03 - In a stand mixer bowl, combine yellow cake mix, 1 large egg, and 1/2 cup melted unsalted butter. Blend until a soft dough forms.
04 - Press the dough evenly into the bottom of the prepared pan to create a thin, uniform layer.
05 - In a clean mixer bowl, beat together pumpkin puree, softened cream cheese, dark brown sugar, 3 large eggs, 1/2 cup melted unsalted butter, vanilla extract, ground cinnamon, ground nutmeg, and ground ginger until smooth and fully combined.

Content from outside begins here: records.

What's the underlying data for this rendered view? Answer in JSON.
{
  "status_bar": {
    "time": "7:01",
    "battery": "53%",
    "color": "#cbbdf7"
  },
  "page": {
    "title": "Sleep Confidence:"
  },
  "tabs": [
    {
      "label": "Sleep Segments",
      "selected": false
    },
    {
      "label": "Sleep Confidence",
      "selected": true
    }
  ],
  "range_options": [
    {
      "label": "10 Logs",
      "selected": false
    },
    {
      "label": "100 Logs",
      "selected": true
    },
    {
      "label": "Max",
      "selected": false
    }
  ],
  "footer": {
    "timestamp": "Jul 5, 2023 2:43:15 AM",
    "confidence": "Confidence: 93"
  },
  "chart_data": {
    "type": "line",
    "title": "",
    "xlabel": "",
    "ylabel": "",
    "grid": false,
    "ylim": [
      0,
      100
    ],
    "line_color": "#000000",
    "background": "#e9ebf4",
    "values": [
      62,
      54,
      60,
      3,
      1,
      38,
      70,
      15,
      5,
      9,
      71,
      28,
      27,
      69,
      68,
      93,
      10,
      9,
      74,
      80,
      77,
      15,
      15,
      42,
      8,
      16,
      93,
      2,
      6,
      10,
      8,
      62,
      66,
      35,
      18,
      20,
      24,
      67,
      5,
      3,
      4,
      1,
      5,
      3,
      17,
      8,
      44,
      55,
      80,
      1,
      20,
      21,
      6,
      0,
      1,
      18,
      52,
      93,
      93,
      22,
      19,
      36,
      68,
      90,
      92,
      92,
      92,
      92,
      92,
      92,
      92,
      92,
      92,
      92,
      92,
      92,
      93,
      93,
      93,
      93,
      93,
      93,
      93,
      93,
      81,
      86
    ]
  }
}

06 - Pour the pumpkin cream mixture evenly over the base layer in the pan.
07 - Bake for 40 to 50 minutes at 350°F (177°C) until the top is golden brown and the center remains slightly gooey.
08 - Allow the cake to cool in the pan, then release and slice as desired.

# Extra Tips:

01 - For optimal texture, ensure cream cheese is fully softened before mixing. The center should remain slightly gooey after baking.